Optimizations on GPU
Abstract: Accelerator-based scientific data parallel computing has led to new application or architecture specific optimizations. One such optimization proposed is "kernel coalesce," which is used for optimizing the concurrent kernel execution on the NVIDIA Fermi GPU. The GPU consists of streaming multiprocessors, each of which has a fixed amount of resources in terms of thread blocks, number of threads, and registers. Each kernel is defined in terms of grid, and each grid is executed in terms of thread blocks. If a grid occupies all the resources, then another grid cannot execute, leading to serialization of kernel execution. Kernel coalesce optimization is proposed to prevent kernel serialization due to lack of resources. Thread-level coalesce partitions the resources to each kernel by modifying their grid and thread block dimensions to enable concurrent execution. Multi clock-cycle coalescing allows sharing of the resources across the kernels. Warp interleaving based coalescing allows slicing of the resources to enable concurrent kernel execution.
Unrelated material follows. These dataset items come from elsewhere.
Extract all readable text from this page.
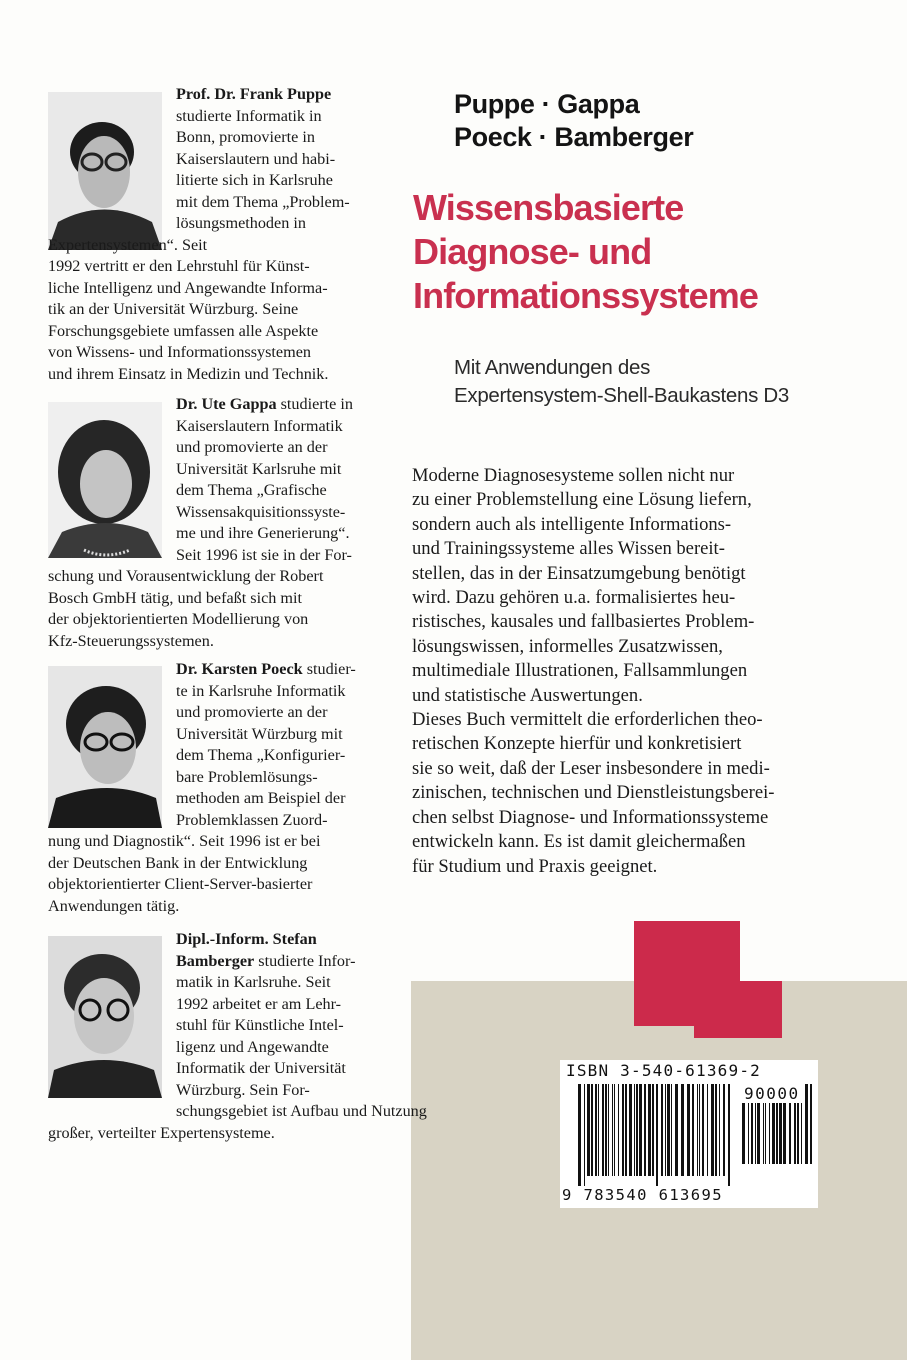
Prof. Dr. Frank Puppe
studierte Informatik in
Bonn, promovierte in
Kaiserslautern und habi-
litierte sich in Karlsruhe
mit dem Thema „Problem-
lösungsmethoden in
Expertensystemen“. Seit
1992 vertritt er den Lehrstuhl für Künst-
liche Intelligenz und Angewandte Informa-
tik an der Universität Würzburg. Seine
Forschungsgebiete umfassen alle Aspekte
von Wissens- und Informationssystemen
und ihrem Einsatz in Medizin und Technik.
Dr. Ute Gappa studierte in
Kaiserslautern Informatik
und promovierte an der
Universität Karlsruhe mit
dem Thema „Grafische
Wissensakquisitionssyste-
me und ihre Generierung“.
Seit 1996 ist sie in der For-
schung und Vorausentwicklung der Robert
Bosch GmbH tätig, und befaßt sich mit
der objektorientierten Modellierung von
Kfz-Steuerungssystemen.
Dr. Karsten Poeck studier-
te in Karlsruhe Informatik
und promovierte an der
Universität Würzburg mit
dem Thema „Konfigurier-
bare Problemlösungs-
methoden am Beispiel der
Problemklassen Zuord-
nung und Diagnostik“. Seit 1996 ist er bei
der Deutschen Bank in der Entwicklung
objektorientierter Client-Server-basierter
Anwendungen tätig.
Dipl.-Inform. Stefan
Bamberger studierte Infor-
matik in Karlsruhe. Seit
1992 arbeitet er am Lehr-
stuhl für Künstliche Intel-
ligenz und Angewandte
Informatik der Universität
Würzburg. Sein For-
schungsgebiet ist Aufbau und Nutzung
großer, verteilter Expertensysteme.
Puppe · Gappa
Poeck · Bamberger
Wissensbasierte
Diagnose- und
Informationssysteme
Mit Anwendungen des
Expertensystem-Shell-Baukastens D3
Moderne Diagnosesysteme sollen nicht nur
zu einer Problemstellung eine Lösung liefern,
sondern auch als intelligente Informations-
und Trainingssysteme alles Wissen bereit-
stellen, das in der Einsatzumgebung benötigt
wird. Dazu gehören u.a. formalisiertes heu-
ristisches, kausales und fallbasiertes Problem-
lösungswissen, informelles Zusatzwissen,
multimediale Illustrationen, Fallsammlungen
und statistische Auswertungen.
Dieses Buch vermittelt die erforderlichen theo-
retischen Konzepte hierfür und konkretisiert
sie so weit, daß der Leser insbesondere in medi-
zinischen, technischen und Dienstleistungsberei-
chen selbst Diagnose- und Informationssysteme
entwickeln kann. Es ist damit gleichermaßen
für Studium und Praxis geeignet.
ISBN 3-540-61369-2
90000
9 783540 613695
Further, GPUs are not effective in accessing indirect addresses. Most of the -time applications process data in a sparse matrix format that uses indirect addressing. A new format named bit-level shift indexing (BLSI) is proposed to reduce the memory footprint and number of memory accesses per FLOP on GPU. A framework named Sparse Matrix AnalyzeR Tool (SMART) is proposed to predict an optimal sparse matrix format for SpMV computations on the GPU based on the statistics of the input sparse matrix and the given architecture.
Bio: Neelima Bayyapu is head of the Department of Information Science and Engineering at NMAM Institute of Technology, India. She completed her Ph.D. at the National Institute of Technology Karnataka, India, in the area of high-performance computing.